垂直落下式サミング

ヒルズ・ハブ・アイズの垂直落下式サミングのレビュー・感想・評価

ヒルズ・ハブ・アイズ(2006年製作の映画)
5.0
「アトミックベイビー」という言葉がある。
第二次世界大戦終結後、徴用されていた兵士たちが祖国に帰還したことで世界中でベビーブームがおこった。
二発の原子爆弾を日本国土に投下し、その圧倒的な力で太平洋戦争に勝利したアメリカは、自国の未来や希望の象徴という意味を込めて、戦後ベビーブーム期に生まれた子供のことをアトミックベイビー(原水爆の子ら)と呼んだのである。
敗戦国に暮らす我々の感覚からするととんでもない呼び方だが、当時、原子力は人類の叡知の結晶であり、人々の生活に平和と繁栄もたらすパワーとピースの象徴だった。皆がそう信じて疑わなかった時代が、アメリカ最後の黄金期だ。
だが本作は、その繁栄の影には犠牲となり切り捨てられたものたちの怨念があるはずだろうと、フランス人であるアレクサンドル・アジャならではの外部からの客観的・批評的な視点でもって、非常に露悪的に「アトミックベイビー」なるものをネガティブな角度からとらえており、アメリカ製作の映画ながら「核」というものに真摯に向き合っている。
よく利用している某大手レンタルショップでは、内容があまりにも残酷なため一斉にレンタル中止になったらしい。
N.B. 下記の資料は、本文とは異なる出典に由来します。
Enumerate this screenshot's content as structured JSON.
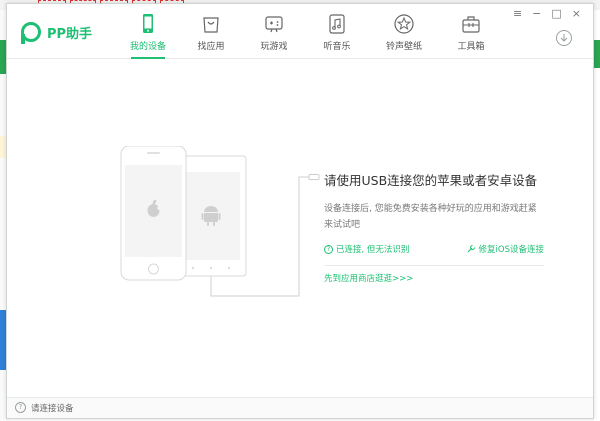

だが、むしろ描写の過激さよりも、冒頭に流れる核実験の模様や、奇形児たちの写真や映像のザッピングは兎も角、放射能汚染された地に暮らす食人一家に襲われるという、核実験と被爆に強い関連を持つ本筋のストーリーそれ事態が問題となってしまったように思う。
「核」は、こと日本においては非常にセンシティブな話題なわけで、被爆しミュータント化したとはいえ、彼等がどうしてモンスターのように描かれ、人間狩りを楽しみ女性を強姦する獣のような食人一家にならなければいけないのかと、我々にとって拭いがたい負の記憶をお前さんがたは映画のネタにするのかと、そういうところを問われてしまったのだろう。
この内容ならそういう反応があっても仕方ないとは思うが、リメイクが本家を越えたスラッシャーホラーの傑作だと思うし、創作としての倫理は踏み外していない作品だと、私は本作を推していきたい。
「ずっと見ているぞ」という逃れ難いラストシーンをみれば、本作がハリウッド的なお気楽さで「核」を扱った作品でないことはわかっていただけると思う。